Mais les effets médiatiques sont trompeurs. Avec un ratio de désendettement de 5,82 ans, la dette de la CdC ne sort pas des clous des recommandations de bonne gestion admises pour les collectivités de la même strate, qui est de 5,5 ans en moyenne, avec une tolérance jusqu’à 8 ans.
Le boulet du gel de la Dotation de Continuité Territoriale
C’est en 2009 que l’État a décidé de geler la Dotation de Continuité Territoriale allouée à la Corse. Chaque année le même montant a été attribué depuis, 187 millions d’euros. Or, depuis 15 ans, l’inflation a été de 28,5 %, et la DCT devrait s’élever à 240 M€, soit 53 M€ de plus que la somme gelée en 2009. D’où la demande de « rallonge » de 50 M€ formulée par l’Exécutif et par les députés et sénateurs corses au Parlement.

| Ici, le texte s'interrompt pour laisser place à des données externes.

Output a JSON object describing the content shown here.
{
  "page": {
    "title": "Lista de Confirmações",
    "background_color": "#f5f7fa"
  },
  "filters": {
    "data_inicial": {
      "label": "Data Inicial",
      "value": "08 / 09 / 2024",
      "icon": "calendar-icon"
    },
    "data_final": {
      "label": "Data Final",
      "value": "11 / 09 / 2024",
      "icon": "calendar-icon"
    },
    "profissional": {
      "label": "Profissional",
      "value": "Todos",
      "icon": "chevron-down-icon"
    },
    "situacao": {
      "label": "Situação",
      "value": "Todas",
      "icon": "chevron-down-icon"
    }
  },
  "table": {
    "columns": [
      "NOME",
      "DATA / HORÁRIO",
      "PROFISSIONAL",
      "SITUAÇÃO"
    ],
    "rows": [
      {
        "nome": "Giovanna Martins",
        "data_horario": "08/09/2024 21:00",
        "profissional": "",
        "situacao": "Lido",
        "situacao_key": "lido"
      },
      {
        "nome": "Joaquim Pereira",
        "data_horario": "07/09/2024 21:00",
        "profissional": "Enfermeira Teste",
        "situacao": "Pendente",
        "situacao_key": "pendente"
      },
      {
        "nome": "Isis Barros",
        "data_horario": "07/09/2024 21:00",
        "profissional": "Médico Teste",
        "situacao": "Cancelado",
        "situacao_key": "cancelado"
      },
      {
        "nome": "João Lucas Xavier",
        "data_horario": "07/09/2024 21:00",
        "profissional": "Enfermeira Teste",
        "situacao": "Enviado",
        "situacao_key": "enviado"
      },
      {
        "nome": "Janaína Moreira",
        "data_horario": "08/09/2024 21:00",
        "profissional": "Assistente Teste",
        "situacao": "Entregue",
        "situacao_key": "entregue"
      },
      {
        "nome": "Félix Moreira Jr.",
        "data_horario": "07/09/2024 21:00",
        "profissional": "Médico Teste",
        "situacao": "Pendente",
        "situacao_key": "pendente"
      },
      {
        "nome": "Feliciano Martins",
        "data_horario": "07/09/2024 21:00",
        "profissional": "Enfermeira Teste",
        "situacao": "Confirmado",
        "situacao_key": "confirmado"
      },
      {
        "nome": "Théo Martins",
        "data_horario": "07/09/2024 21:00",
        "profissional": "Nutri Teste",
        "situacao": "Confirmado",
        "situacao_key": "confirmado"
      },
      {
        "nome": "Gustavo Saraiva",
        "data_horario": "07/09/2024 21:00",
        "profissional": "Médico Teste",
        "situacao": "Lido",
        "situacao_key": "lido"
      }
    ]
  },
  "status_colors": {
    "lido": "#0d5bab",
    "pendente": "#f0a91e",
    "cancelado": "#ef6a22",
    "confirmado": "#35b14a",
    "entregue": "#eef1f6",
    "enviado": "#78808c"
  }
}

Les premières années le gel a été peu sensible et l’Exécutif de l’époque a laissé filer d’autant plus facilement que l’abandon des subventions très excessives, sanctionnées par l’Europe, généreusement accordées par l’État à son ex-SNCM, ont donné une marge de manœuvre réelle. Mais les années passant, cette marge de manœuvre a fondu et désormais, cette non actualisation est comme un garrot qui chaque année étrangle un peu plus la Collectivité de Corse.
Un tournant a eu lieu en 2018, quand l’État a supprimé plusieurs dotations et recettes des départements et des régions (suppression de la taxe d’habitation, de l’ex-taxe professionnelle, etc.), et les a remplacées par une fraction de TVA accordées aux régions et départements. Désormais ces fractions de TVA représentent 50 % des recettes des autres régions françaises et 21 % des recettes des départements, soit une moyenne de 36 %, taux auquel la Collectivité de Corse, qui est une entité hybride département/région, devrait avoir droit. Or cette part de TVA n’est que de 21 % en Corse, car, alors que la loi de finances de 2017 avait acté l’inclusion de la Dotation de Continuité Territoriale dans le périmètre substitué par une part de TVA correspondante, la loi votée l’année suivante a fait machine arrière sur un amendement déposé par le gouvernement d’Edouard Philippe. Ça a été alors une mauvaise manière anti-corse bien caractéristique des premières années de la gouvernance Macron !
Depuis le bras de fer reprend chaque année pour que la Corse puisse équilibrer les comptes des DSP maritimes et aériennes, d’autant plus depuis 2022, le début de la guerre en Ukraine et la flambée des prix qui a suivi. Pour 2024, l’Assemblée Nationale a voté, et le gouvernement a accepté, via le 49-3, une rallonge de 40 M€. Mais pour 2025 rien n’est acquis, alors que les conditions de la continuité territoriale sont fixées contractuellement jusqu’à 2027. Le risque reste grand que le vote final soit défavorable à la Corse. C’est tout le budget 2025 de la CdC qui en serait chamboulé.
Des recettes spécifiques à l’avenir compromis
Ces recettes sont issues des statuts particuliers dont la Corse a bénéficié.
La première, en 1982, a été l’octroi à la Collectivité corse des droits sur les tabacs vendus sur l’île. Mais depuis quarante ans, les choses ont bien changé.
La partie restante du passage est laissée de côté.